Orient-Express loss widens
Orient-Express Hotels Ltd posted a wider first-quarter net loss as several of its European hotels were closed and while other tourist operations did not operate for most of the "traditionally loss-making" period.
The Bermuda-based leisure company, which operates and has stakes in more than 50 luxury hotels and restaurants, reported a loss from continuing operations of $2.38 million, or six cents a share, compared to $2.5 million, or six cents a share.
The company posted a net loss of $4.34 million, or 10 cents a share, compared with a net loss of $3.68 million, or nine cents a share, last year.
Revenue for the three months ended March 31 rose to $119.9 million from $97.7 million a year ago.
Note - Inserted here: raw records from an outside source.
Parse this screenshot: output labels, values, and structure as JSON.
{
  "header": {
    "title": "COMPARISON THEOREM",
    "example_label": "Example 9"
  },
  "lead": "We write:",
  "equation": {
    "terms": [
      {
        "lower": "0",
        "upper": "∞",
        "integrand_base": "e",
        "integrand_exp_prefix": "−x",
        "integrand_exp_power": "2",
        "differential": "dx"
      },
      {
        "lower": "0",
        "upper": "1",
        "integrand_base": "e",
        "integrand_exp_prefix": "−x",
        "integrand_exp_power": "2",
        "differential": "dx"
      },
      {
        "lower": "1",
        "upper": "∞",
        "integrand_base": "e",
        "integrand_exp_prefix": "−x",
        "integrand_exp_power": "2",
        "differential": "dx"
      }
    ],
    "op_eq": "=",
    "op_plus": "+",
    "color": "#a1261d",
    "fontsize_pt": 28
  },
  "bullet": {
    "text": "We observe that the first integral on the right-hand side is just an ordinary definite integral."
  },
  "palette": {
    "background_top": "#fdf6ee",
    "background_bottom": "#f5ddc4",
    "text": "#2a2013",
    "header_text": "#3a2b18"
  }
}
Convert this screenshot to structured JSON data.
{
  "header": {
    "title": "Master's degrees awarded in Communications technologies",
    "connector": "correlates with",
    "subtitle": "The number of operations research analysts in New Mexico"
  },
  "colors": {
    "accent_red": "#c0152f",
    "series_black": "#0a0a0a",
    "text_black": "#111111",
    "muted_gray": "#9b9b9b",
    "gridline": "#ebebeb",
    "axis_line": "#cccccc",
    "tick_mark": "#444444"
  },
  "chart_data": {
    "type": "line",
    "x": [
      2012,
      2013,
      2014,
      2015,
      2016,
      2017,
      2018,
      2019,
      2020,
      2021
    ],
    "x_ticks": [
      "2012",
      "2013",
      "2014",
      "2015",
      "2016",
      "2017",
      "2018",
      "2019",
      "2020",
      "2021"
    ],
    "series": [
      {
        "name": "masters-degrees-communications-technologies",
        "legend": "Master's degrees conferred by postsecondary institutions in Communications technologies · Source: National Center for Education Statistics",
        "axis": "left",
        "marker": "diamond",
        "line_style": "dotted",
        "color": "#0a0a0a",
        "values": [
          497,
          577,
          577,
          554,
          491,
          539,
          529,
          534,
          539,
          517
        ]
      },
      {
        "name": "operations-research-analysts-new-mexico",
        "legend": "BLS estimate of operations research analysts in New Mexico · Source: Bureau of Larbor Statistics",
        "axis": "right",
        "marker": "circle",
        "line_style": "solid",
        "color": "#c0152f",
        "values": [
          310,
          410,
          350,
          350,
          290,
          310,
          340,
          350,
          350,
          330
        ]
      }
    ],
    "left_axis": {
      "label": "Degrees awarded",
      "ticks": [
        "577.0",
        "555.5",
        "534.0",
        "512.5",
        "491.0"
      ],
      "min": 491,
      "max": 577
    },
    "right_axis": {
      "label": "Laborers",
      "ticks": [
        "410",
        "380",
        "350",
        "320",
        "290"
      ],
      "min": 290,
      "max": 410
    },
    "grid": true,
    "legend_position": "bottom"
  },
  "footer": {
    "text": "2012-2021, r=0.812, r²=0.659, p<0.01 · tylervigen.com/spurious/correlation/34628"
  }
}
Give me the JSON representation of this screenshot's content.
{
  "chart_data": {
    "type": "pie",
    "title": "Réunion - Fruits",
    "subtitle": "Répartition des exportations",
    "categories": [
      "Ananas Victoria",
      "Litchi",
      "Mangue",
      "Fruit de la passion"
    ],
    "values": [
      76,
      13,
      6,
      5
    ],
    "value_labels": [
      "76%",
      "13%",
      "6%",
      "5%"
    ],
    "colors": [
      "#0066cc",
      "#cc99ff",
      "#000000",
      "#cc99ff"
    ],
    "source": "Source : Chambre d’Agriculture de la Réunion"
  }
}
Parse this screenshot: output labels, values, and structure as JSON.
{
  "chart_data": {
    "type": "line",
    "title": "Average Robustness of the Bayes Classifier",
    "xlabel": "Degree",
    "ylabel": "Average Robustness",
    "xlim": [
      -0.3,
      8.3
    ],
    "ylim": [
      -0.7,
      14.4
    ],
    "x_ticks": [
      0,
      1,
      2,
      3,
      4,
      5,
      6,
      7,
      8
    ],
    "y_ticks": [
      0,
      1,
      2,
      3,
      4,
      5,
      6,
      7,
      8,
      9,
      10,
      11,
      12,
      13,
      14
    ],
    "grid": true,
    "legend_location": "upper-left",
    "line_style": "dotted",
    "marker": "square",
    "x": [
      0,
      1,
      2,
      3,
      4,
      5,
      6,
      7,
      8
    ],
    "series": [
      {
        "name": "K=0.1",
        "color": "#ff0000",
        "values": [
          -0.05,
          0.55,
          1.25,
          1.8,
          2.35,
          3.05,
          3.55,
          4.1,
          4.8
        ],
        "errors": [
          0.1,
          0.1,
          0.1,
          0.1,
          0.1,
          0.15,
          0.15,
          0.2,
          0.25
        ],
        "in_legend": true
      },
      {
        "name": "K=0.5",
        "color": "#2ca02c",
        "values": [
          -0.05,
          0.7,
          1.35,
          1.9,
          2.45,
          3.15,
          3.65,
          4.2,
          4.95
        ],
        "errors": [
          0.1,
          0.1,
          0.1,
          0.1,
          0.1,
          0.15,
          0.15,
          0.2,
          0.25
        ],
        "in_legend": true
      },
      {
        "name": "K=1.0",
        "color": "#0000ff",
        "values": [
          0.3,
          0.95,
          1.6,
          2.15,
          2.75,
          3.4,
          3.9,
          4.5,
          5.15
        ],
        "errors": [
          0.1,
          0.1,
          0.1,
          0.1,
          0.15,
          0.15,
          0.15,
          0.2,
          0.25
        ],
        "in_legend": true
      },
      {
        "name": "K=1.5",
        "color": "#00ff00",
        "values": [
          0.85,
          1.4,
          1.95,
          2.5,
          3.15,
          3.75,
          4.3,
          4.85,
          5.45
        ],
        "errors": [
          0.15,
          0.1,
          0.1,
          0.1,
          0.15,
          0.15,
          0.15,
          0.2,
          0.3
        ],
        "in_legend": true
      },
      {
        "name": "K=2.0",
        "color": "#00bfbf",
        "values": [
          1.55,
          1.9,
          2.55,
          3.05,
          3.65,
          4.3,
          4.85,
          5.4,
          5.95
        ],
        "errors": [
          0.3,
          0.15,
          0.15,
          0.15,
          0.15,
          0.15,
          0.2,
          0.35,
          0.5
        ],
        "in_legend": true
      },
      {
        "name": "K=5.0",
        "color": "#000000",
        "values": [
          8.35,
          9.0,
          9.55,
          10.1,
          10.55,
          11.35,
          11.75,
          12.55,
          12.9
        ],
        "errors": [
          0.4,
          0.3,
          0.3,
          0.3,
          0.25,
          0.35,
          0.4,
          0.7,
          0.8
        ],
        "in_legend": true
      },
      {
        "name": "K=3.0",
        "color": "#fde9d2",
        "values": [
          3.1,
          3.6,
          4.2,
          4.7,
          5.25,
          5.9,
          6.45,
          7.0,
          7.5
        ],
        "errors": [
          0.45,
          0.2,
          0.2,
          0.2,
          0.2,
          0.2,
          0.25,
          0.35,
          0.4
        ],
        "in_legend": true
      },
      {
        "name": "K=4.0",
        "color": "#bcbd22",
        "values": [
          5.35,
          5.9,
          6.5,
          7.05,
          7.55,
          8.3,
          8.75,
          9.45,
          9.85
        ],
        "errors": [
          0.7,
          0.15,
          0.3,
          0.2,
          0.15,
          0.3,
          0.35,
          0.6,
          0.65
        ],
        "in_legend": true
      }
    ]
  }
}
A company press release stated: "The first quarter is traditionally a loss-making period for the company because several of its European hotels are closed for most of the quarter and the Venice Simplon-Orient-Express and Royal Scotsman tourist trains and Afloat in France canal cruises do not operate for most of the quarter."– Paul White, president and chief executive officer, said: "Overall, revenues in our traditional first quarter earning businesses have grown as expected. Same store Owned Hotels total revenues, which were up 18 percent, grew faster than same store revenue per available room growth of 14 percent. This performance indicates progress in our strategy and in various initiatives for maximising all revenues from both room-related and non-room activities."